Uranium associations with colloidal and truly dissolved soil porewater components from two Ministry of Defence Firing Ranges in the UK were investigated. Porewater samples from 2-cm depth intervals for three soil cores from each of the Dundrennan and Eskmeals ranges were fractionated using centrifugal ultrafiltration (UF) and gel electrophoresis (GE). Soil porewaters from a transect running downslope from the Dundrennan firing area towards a stream (Dunrod Burn) were examined similarly. Uranium concentrations and isotopic composition were determined using Inductively Coupled Plasma-Mass Spectrometry (ICP-MS) and Multi-Collector-Inductively Coupled Plasma-Mass Spectrometry (MC-ICP-MS), respectively. The soils at Dundrennan were Fe- and Al-rich clay–loam soils whilst at Eskmeals, they were Fe- and Al-poor sandy soils; both, however, had similar organic matter contents due to the presence of a near-surface peaty layer at Eskmeals. These compositional features influenced the porewater composition and indeed the associations of U (and DU). In general, at Dundrennan, U was split between large (100 kDa–0.2 μm) and small (3–30 kDa) organic colloids whilst at Eskmeals, U was mainly in the small colloidal and truly dissolved fractions. Especially below 10 cm depth, association with large Fe/Al/organic colloids was considered to be a precursor to the removal of U from the Dundrennan porewaters to the solid phase. In contrast, the association of U with small organic colloids was largely responsible for inhibiting attenuation in the Eskmeals soils. Lateral migration of U (and DU) through near-surface Dundrennan soils will involve both large and small colloids but, at depth, transport of the smaller amounts of U remaining in the porewaters may involve large colloids only.
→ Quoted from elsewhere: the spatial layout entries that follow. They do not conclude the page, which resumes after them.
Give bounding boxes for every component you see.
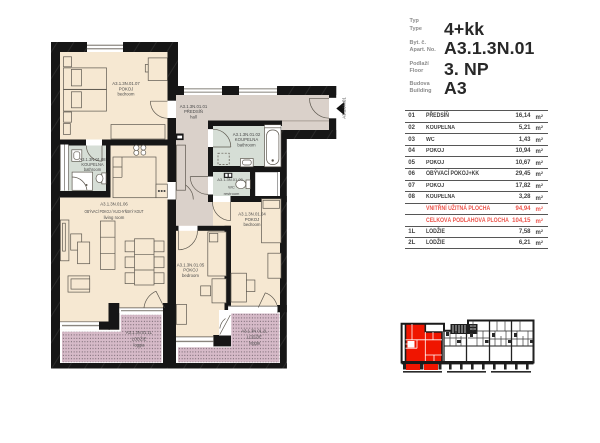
svg-text:bathroom: bathroom	[237, 142, 256, 147]
svg-text:WC: WC	[228, 185, 235, 190]
svg-text:loggia: loggia	[134, 343, 146, 348]
svg-text:bedroom: bedroom	[118, 92, 135, 97]
svg-text:LODŽIE: LODŽIE	[132, 337, 147, 342]
svg-text:A3.1.3N.01.2L: A3.1.3N.01.2L	[241, 329, 268, 334]
svg-text:hall: hall	[190, 114, 197, 119]
svg-text:loggia: loggia	[249, 340, 261, 345]
svg-text:A3.1.3N.01.06: A3.1.3N.01.06	[100, 201, 128, 206]
svg-text:OBÝVACÍ POKOJ / KUCHYŇSKÝ KOUT: OBÝVACÍ POKOJ / KUCHYŇSKÝ KOUT	[85, 209, 144, 214]
svg-text:A3.1.3N.01.1L: A3.1.3N.01.1L	[126, 330, 153, 335]
svg-text:bathroom: bathroom	[84, 167, 102, 172]
svg-text:A3.1.3N.01.03: A3.1.3N.01.03	[217, 177, 243, 182]
svg-text:bedroom: bedroom	[182, 273, 199, 278]
svg-text:LODŽIE: LODŽIE	[247, 335, 262, 340]
svg-text:living room: living room	[104, 215, 125, 220]
svg-text:restroom: restroom	[224, 191, 240, 196]
svg-text:bedroom: bedroom	[244, 222, 261, 227]
svg-text:A3.1.3N.01: A3.1.3N.01	[342, 97, 347, 119]
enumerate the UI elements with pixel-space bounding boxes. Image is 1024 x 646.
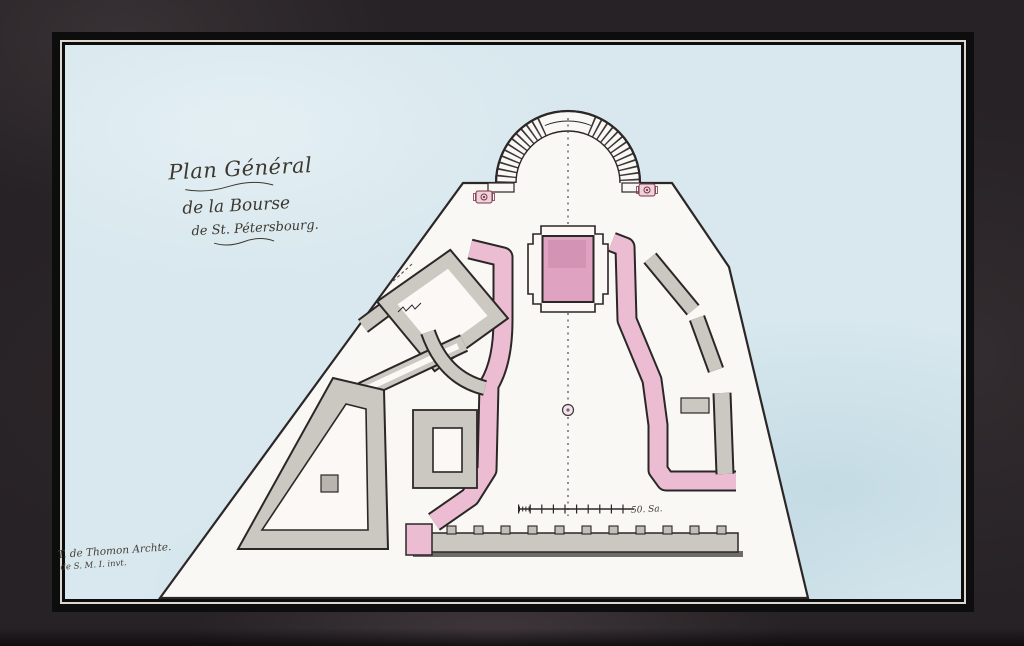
bourse-building [528, 226, 608, 312]
quay-pink-pavilion [406, 524, 432, 555]
scale-label: 50. Sa. [631, 504, 663, 516]
square-courtyard-building [413, 410, 477, 488]
buttress [555, 526, 564, 534]
buttress [447, 526, 456, 534]
title-cartouche: Plan Général de la Bourse de St. Pétersb… [168, 152, 342, 251]
small-pavilion [321, 475, 338, 492]
title-line-2: de la Bourse [182, 191, 341, 219]
buttress [717, 526, 726, 534]
buttress [663, 526, 672, 534]
east-range-building-3 [722, 393, 725, 474]
square-inner-court [433, 428, 462, 472]
buttress [501, 526, 510, 534]
quay-spring-step-left [488, 183, 514, 192]
buttress [609, 526, 618, 534]
quay-wall-bar [408, 533, 738, 552]
buttress [582, 526, 591, 534]
buttress [528, 526, 537, 534]
bourse-hall-wash [548, 240, 586, 268]
buttress [690, 526, 699, 534]
axis-marker [563, 405, 574, 416]
rostral-column-marker-left [474, 191, 495, 203]
east-small-pavilion [681, 398, 709, 413]
framed-plan-artwork: Plan Général de la Bourse de St. Pétersb… [0, 0, 1024, 646]
rostral-column-marker-right [637, 184, 658, 196]
buttress [474, 526, 483, 534]
buttress [636, 526, 645, 534]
For one of the Dundrennan cores the importance of redox-related processes for the re-mobilisation of DU was also indicated as Mn IV reduction resulted in the release of both Mn II and U VI into the truly dissolved phase. ► U associations in soil porewaters at DU munitions sites were investigated. ► U distribution among colloidal/dissolved fractions varied with soil type and depth. ► U association with large Fe-Al-organic colloids led to removal from soil porewaters. ► Small organic colloidal association inhibited U removal from sandy soil porewaters. ► Reductive dissolution of Mn can release ‘truly dissolved’ U into soil porewaters.